Cette lettre, sans date, publiée pour la première fois dans l’édition de Naigeon, nous semble le complément naturel de ce qui précède. Diderot s’est expliqué encore d’autres fois sur l’éducation, entre autres en tête du Fils naturel. Nous y renvoyons le lecteur.


Madame, avant que de jeter les yeux sur votre plan d’éducation, j’ai voulu savoir quel serait le mien. Je me suis demandé : Si j’avais un enfant à élever, de quoi m’occuperais-je d’abord ? serait-ce de le rendre honnête homme ou grand homme ? et je me suis répondu : De le rendre honnête homme. Qu’il soit bon, premièrement ; il sera grand après, s’il peut l’être. Je l’aime mieux pour lui, pour moi, pour tous ceux qui l’environneront, avec une belle âme, qu’avec un beau génie.

« Je l’élèverai donc pour l’instant de son existence et de la mienne. Je préférerai donc mon bonheur et le sien à celui de la nation. Qu’importe cependant qu’il soit mauvais père, mauvais époux, ami suspect, dangereux ennemi, méchant homme ? Qu’il souffre, qu’il fasse souffrir les autres, pourvu qu’il exécute de grandes choses ? Bientôt il ne sera plus. Ceux qui auront pâti de sa méchanceté ne seront plus ; mais les grandes choses qu’il aurait exécutées resteraient à jamais. Le méchant ne durera qu’un moment ; le grand homme ne finira point. »
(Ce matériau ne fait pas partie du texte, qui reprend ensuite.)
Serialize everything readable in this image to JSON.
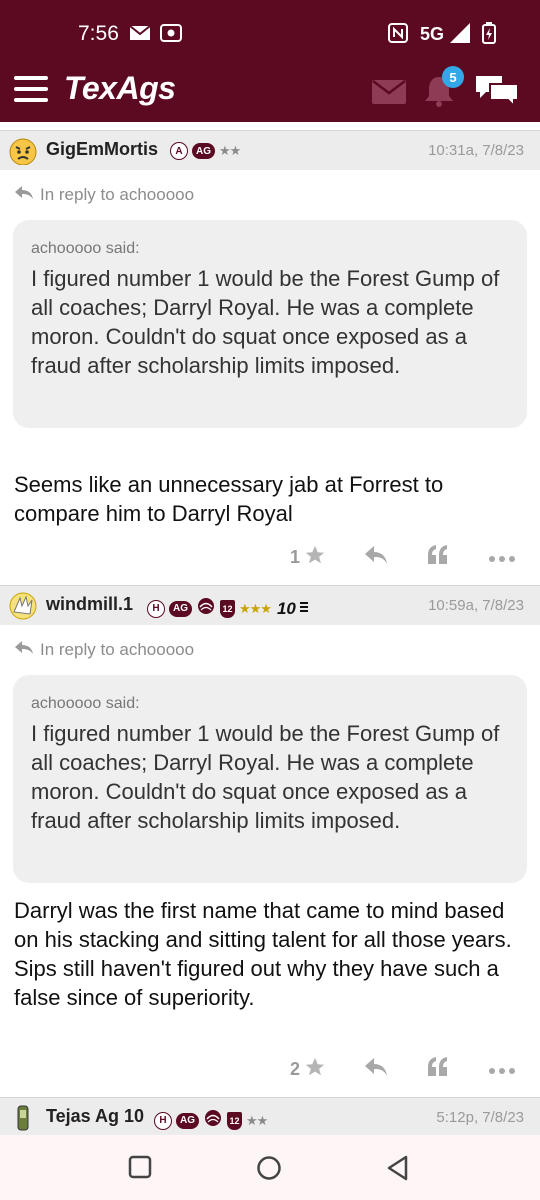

Voilà ce que je me suis dit, et voici ce que je me suis répondu : « Je doute qu’un méchant puisse être véritablement grand. Je veux donc que mon enfant soit bon. Quand un méchant pourrait être véritablement grand, comme il serait du moins incertain s’il ferait le malheur ou le bonheur de sa nation, je voudrais encore qu’il fût bon. »

Je me suis demandé comment je le rendrais bon ; et je me suis répondu : En lui inspirant certaines qualités de l’âme qui constituent spécialement la bonté.

Et quelles sont ces qualités ? La justice et la fermeté : la justice, qui n’est rien sans la fermeté ; la fermeté, qui peut être un grand mal sans la justice ; la justice, qui prévient le murmure et qui règle la bienfaisance ; la fermeté, qui donnera de la teneur à sa conduite, qui le résignera à sa destinée, et qui relèvera au-dessus des revers.

Voilà ce que je me suis répondu. J’ai relu ma réponse ; et j’ai vu avec satisfaction que les mêmes vertus qui servaient de base à la bonté, servaient également de base à la véritable grandeur ; j’ai vu qu’en travaillant à rendre mon enfant bon, je travaillerais à le rendre grand ; et je m’en suis réjoui.

Je me suis demandé comment on inspirait la fermeté à une âme naturellement pusillanime ; et je me suis répondu : En corrigeant une peur par une peur ; la peur de la mort, par celle de la honte. On affaiblit l’une en portant l’autre à l’excès. Plus on craint de se déshonorer, moins on craint de mourir. Tout bien considéré, la vie étant l’objet le plus précieux, le sacrifice le plus difficile, je l’ai prise pour la mesure la plus forte de l’intérêt de l’homme ; et je me suis dit : Si le fantôme exagéré de l’ignominie, si la valeur outrée de la considération publique ne donnent pas le courage de l’organisation, ils le remplacent par le courage du devoir, de l’honneur, de la raison. On ne fera jamais un chêne d’un roseau ; mais on entête le roseau, et on le résout à se laisser briser. Heureux celui qui a les deux courages.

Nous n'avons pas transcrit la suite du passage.